Posted on Friday, March 18, 2005 - 04:27 pm:   Edit PostDelete PostPrint Post

Vented attics in the South are No. 10 on the list of Top Ten Dumb Things to do in the South - by Dr. Joe Lstiburek of Building Science:

http://www.buildingscience.com/topten/south.htm

anon
J. Peter Jordan
Senior Member
Username: jpjordan

Post Number: 48
Registered: 05-2004
Posted on Tuesday, March 22, 2005 - 01:16 pm:   Edit PostDelete PostPrint Post

It is difficult to make hard and fast rules about construction "in the South." I have frequently observed that "I lived 4 years in Atlanta and I never want to live that far north again--in fact I had to move to Hawaii for 19 years to get that cold climate out of my system." For me, I-10 represents the true Mason-Dixon line although I am almost ashamed to admit that I recently purchased a home about 2-miles north of I-10.

Projects designed for the Blue Ridge Mountains in Virginia should be approached differently from those designed for the coastal prairie of Texas, and I think I can say that a building designed for a coastal condition in New Jersey may have more in common with a building designed for Galveston than it does for a building designed in Wilkes-Barre, PA.

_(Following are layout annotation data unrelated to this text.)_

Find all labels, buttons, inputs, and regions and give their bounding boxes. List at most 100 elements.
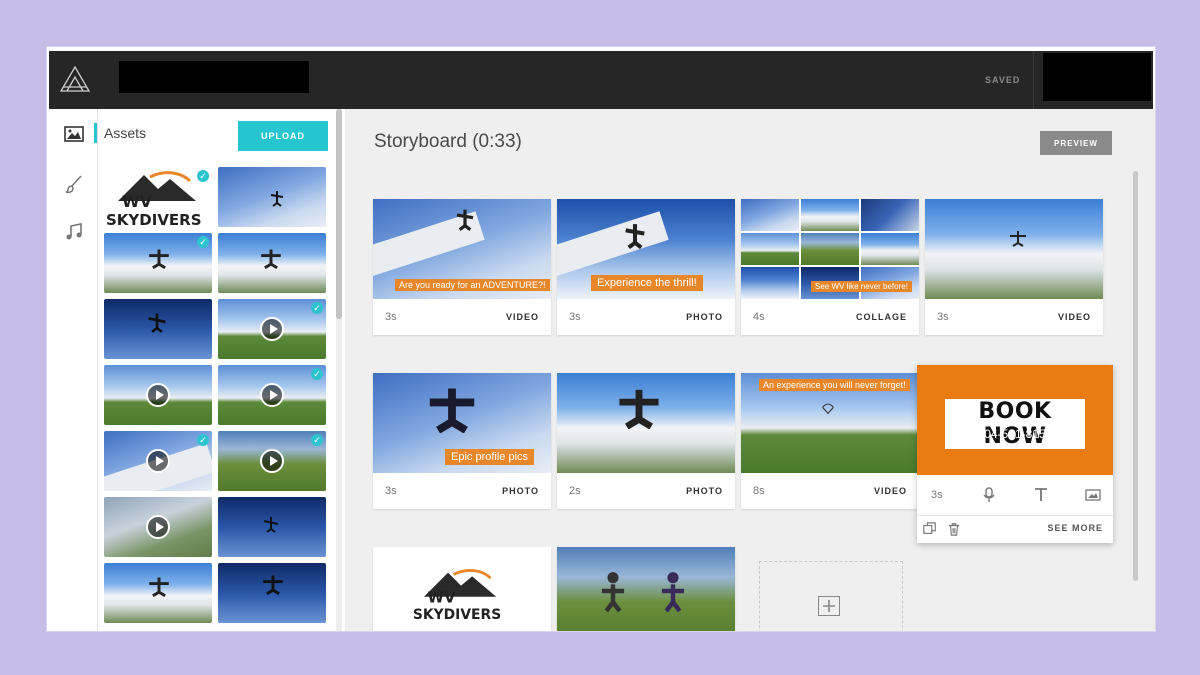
see-more-link[interactable]: SEE MORE [1047, 523, 1103, 533]
card-image: An experience you will never forget! [741, 373, 919, 473]
card-duration[interactable]: 3s [931, 489, 943, 501]
tool-sidebar [49, 109, 98, 631]
play-icon[interactable] [260, 383, 284, 407]
storyboard-card[interactable]: Experience the thrill! 3s PHOTO [557, 199, 735, 335]
people-figure [661, 572, 685, 613]
storyboard-card[interactable]: See WV like never before! 4s COLLAGE [741, 199, 919, 335]
asset-thumbnail[interactable]: WV SKYDIVERS ✓ [104, 167, 212, 227]
card-caption: An experience you will never forget! [759, 379, 910, 391]
redacted-account-area [1043, 53, 1151, 101]
card-image: See WV like never before! [741, 199, 919, 299]
wv-skydivers-logo: WV SKYDIVERS [106, 171, 202, 227]
skydiver-figure [263, 575, 283, 595]
asset-thumbnail[interactable] [218, 233, 326, 293]
card-duration[interactable]: 4s [753, 311, 765, 323]
storyboard-card[interactable]: 3s VIDEO [925, 199, 1103, 335]
card-type: VIDEO [873, 486, 907, 496]
collage-tile [861, 199, 919, 231]
storyboard-card[interactable]: Epic profile pics 3s PHOTO [373, 373, 551, 509]
skydiver-figure [619, 389, 659, 429]
asset-thumbnail[interactable]: ✓ [218, 299, 326, 359]
music-note-icon[interactable] [63, 221, 85, 243]
asset-thumbnail[interactable] [104, 563, 212, 623]
card-type: VIDEO [1057, 312, 1091, 322]
card-caption: Epic profile pics [445, 449, 535, 465]
asset-thumbnail[interactable]: ✓ [218, 431, 326, 491]
asset-thumbnail[interactable] [104, 497, 212, 557]
assets-scroll-thumb[interactable] [336, 109, 342, 319]
skydiver-figure [261, 249, 281, 269]
people-figure [601, 572, 625, 613]
plus-icon [823, 600, 835, 612]
play-icon[interactable] [146, 515, 170, 539]
duplicate-icon[interactable] [923, 522, 937, 536]
card-duration[interactable]: 3s [385, 485, 397, 497]
add-slide-icon[interactable] [818, 596, 840, 616]
text-icon[interactable] [1033, 487, 1049, 503]
play-icon[interactable] [260, 317, 284, 341]
selected-check-icon: ✓ [311, 302, 323, 314]
play-icon[interactable] [146, 449, 170, 473]
assets-title: Assets [104, 125, 147, 141]
card-image [925, 199, 1103, 299]
image-icon[interactable] [1085, 487, 1101, 503]
skydiver-figure [149, 577, 169, 597]
add-slide-slot[interactable] [759, 561, 903, 631]
card-duration[interactable]: 3s [385, 311, 397, 323]
collage-tile [741, 267, 799, 299]
image-icon[interactable] [63, 123, 85, 145]
book-now-title: BOOK NOW [945, 399, 1085, 449]
card-divider [917, 515, 1113, 516]
card-image: BOOK NOW 304-521-8156 [917, 365, 1113, 475]
asset-thumbnail[interactable] [218, 167, 326, 227]
card-type: PHOTO [502, 486, 539, 496]
storyboard-card[interactable]: 2s PHOTO [557, 373, 735, 509]
card-image: Experience the thrill! [557, 199, 735, 299]
selected-check-icon: ✓ [197, 236, 209, 248]
card-type: PHOTO [686, 312, 723, 322]
asset-thumbnail[interactable]: ✓ [218, 365, 326, 425]
asset-thumbnail[interactable]: ✓ [104, 233, 212, 293]
logo-text-wv: WV [122, 192, 153, 211]
brush-icon[interactable] [63, 173, 85, 195]
asset-thumbnail[interactable] [104, 299, 212, 359]
asset-thumbnail[interactable]: ✓ [104, 431, 212, 491]
collage-tile [861, 233, 919, 265]
storyboard-scrollbar[interactable] [1133, 171, 1138, 581]
collage-tile [801, 233, 859, 265]
card-image: Epic profile pics [373, 373, 551, 473]
storyboard-title: Storyboard (0:33) [374, 131, 522, 152]
storyboard-card[interactable]: An experience you will never forget! 8s … [741, 373, 919, 509]
card-image [557, 373, 735, 473]
play-icon[interactable] [260, 449, 284, 473]
microphone-icon[interactable] [981, 487, 997, 503]
asset-thumbnail[interactable] [104, 365, 212, 425]
storyboard-card[interactable]: WV SKYDIVERS [373, 547, 551, 631]
collage-tile [741, 233, 799, 265]
card-duration[interactable]: 2s [569, 485, 581, 497]
card-duration[interactable]: 8s [753, 485, 765, 497]
card-caption: See WV like never before! [811, 281, 912, 292]
app-logo-icon[interactable] [59, 65, 91, 93]
skydiver-figure [456, 209, 474, 231]
asset-thumbnail[interactable] [218, 497, 326, 557]
storyboard-card[interactable] [557, 547, 735, 631]
topbar-divider [1033, 51, 1034, 109]
asset-thumbnail[interactable] [218, 563, 326, 623]
card-duration[interactable]: 3s [569, 311, 581, 323]
trash-icon[interactable] [947, 522, 961, 536]
preview-button[interactable]: PREVIEW [1040, 131, 1112, 155]
card-duration[interactable]: 3s [937, 311, 949, 323]
card-image [557, 547, 735, 631]
logo-text-skydivers: SKYDIVERS [106, 211, 202, 227]
play-icon[interactable] [146, 383, 170, 407]
collage-tile [801, 199, 859, 231]
save-status: SAVED [985, 75, 1021, 85]
card-caption: Experience the thrill! [591, 275, 703, 291]
skydiver-figure [429, 388, 475, 433]
parachute-icon [822, 403, 834, 415]
selected-card-book-now[interactable]: BOOK NOW 304-521-8156 3s SEE MORE [917, 365, 1113, 543]
storyboard-card[interactable]: Are you ready for an ADVENTURE?! 3s VIDE… [373, 199, 551, 335]
upload-button[interactable]: UPLOAD [238, 121, 328, 151]
assets-scrollbar[interactable] [336, 109, 342, 631]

Vented attics will make more sense where design is based on natural ventilation, most desireable for coastal regions in the South. They will also make more sense where there is good ventilation, not just a few soffit vents. Getting a good HVAC person to seriously evaluate this is difficult even in a commercial project. We did a project a few years back where we had a metal hipped roof with thermal insulation at the ceiling. After a number of meetings where the MEP consultant was directed to look at this, he finally realized that we had designed a pizza oven (roof color was dark green to add to the heat gain), and maybe he had better provide some mechanical ventilation for the 20 to 25,000 square feet of attic space.

Sometimes you have to look a specific cases before you blindly follow a rule of thumb.
Anonymous
 
Posted on Tuesday, March 22, 2005 - 01:56 pm:   Edit PostDelete PostPrint Post

Lstiburek's recommendations are based on the laws of physics, and are not merely "rules of thumb."

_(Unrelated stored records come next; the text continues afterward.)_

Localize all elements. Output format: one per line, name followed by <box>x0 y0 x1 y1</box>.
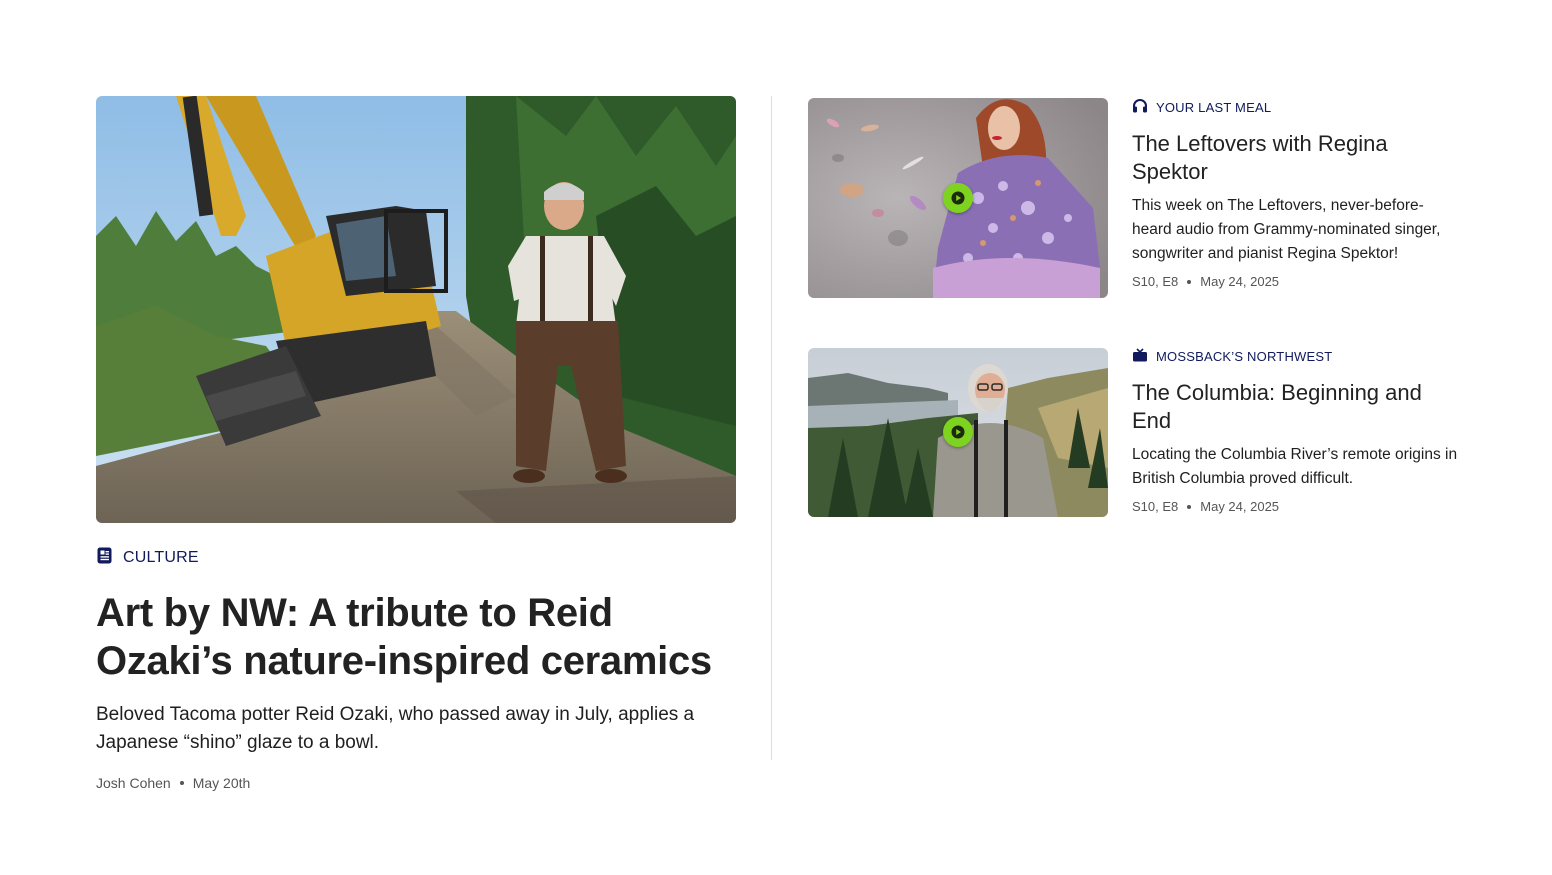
author-name: Josh Cohen <box>96 775 171 791</box>
play-button[interactable] <box>943 417 973 447</box>
card-title-link[interactable]: The Leftovers with Regina Spektor <box>1132 131 1388 184</box>
card-meta: S10, E8 May 24, 2025 <box>1132 499 1458 514</box>
story-card-columbia: MOSSBACK’S NORTHWEST The Columbia: Begin… <box>808 348 1458 517</box>
featured-title[interactable]: Art by NW: A tribute to Reid Ozaki’s nat… <box>96 589 736 685</box>
play-button[interactable] <box>943 183 973 213</box>
featured-story: CULTURE Art by NW: A tribute to Reid Oza… <box>96 96 736 791</box>
card-body: YOUR LAST MEAL The Leftovers with Regina… <box>1132 98 1458 298</box>
separator-dot <box>1187 279 1192 284</box>
featured-meta: Josh Cohen May 20th <box>96 775 736 791</box>
card-body: MOSSBACK’S NORTHWEST The Columbia: Begin… <box>1132 348 1458 517</box>
story-card-leftovers: YOUR LAST MEAL The Leftovers with Regina… <box>808 98 1458 298</box>
card-meta: S10, E8 May 24, 2025 <box>1132 274 1458 289</box>
card-category-label: YOUR LAST MEAL <box>1156 99 1272 115</box>
card-dek: This week on The Leftovers, never-before… <box>1132 197 1441 262</box>
page: CULTURE Art by NW: A tribute to Reid Oza… <box>0 0 1552 875</box>
card-title-link[interactable]: The Columbia: Beginning and End <box>1132 380 1422 433</box>
separator-dot <box>179 781 184 785</box>
separator-dot <box>1187 504 1192 509</box>
headphones-icon <box>1132 98 1148 116</box>
column-divider <box>771 96 772 760</box>
featured-category-label: CULTURE <box>123 549 199 566</box>
card-thumbnail[interactable] <box>808 98 1108 298</box>
featured-title-link[interactable]: Art by NW: A tribute to Reid Ozaki’s nat… <box>96 591 712 683</box>
featured-dek: Beloved Tacoma potter Reid Ozaki, who pa… <box>96 704 695 753</box>
featured-category-link[interactable]: CULTURE <box>96 547 736 569</box>
card-title[interactable]: The Columbia: Beginning and End <box>1132 379 1458 435</box>
tv-icon <box>1132 348 1148 365</box>
publish-date: May 24, 2025 <box>1200 499 1280 514</box>
card-title[interactable]: The Leftovers with Regina Spektor <box>1132 130 1458 186</box>
episode-number: S10, E8 <box>1132 499 1179 514</box>
featured-image[interactable] <box>96 96 736 523</box>
card-category-link[interactable]: MOSSBACK’S NORTHWEST <box>1132 348 1458 365</box>
card-thumbnail[interactable] <box>808 348 1108 517</box>
episode-number: S10, E8 <box>1132 274 1179 289</box>
document-icon <box>96 547 113 569</box>
card-category-label: MOSSBACK’S NORTHWEST <box>1156 349 1333 364</box>
publish-date: May 24, 2025 <box>1200 274 1280 289</box>
card-category-link[interactable]: YOUR LAST MEAL <box>1132 98 1458 116</box>
card-dek: Locating the Columbia River’s remote ori… <box>1132 446 1458 487</box>
play-icon <box>951 425 965 439</box>
play-icon <box>951 191 965 205</box>
publish-date: May 20th <box>192 775 251 791</box>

Definitions of climate zones are provided, on the web site, to guide designers through the recommendations for each.

The example cited in the original post falls into the "Hot-Humid" category. There is a definition of this climate zone as well as building case studies for several Hot-Humid locations in the US:

http://www.buildingscience.com/housesthatwork/hothumid/default.htm

Attic venting is DUMB in this climate for all the reasons stated on the Building Science web site (assuming that the building is air conditioned).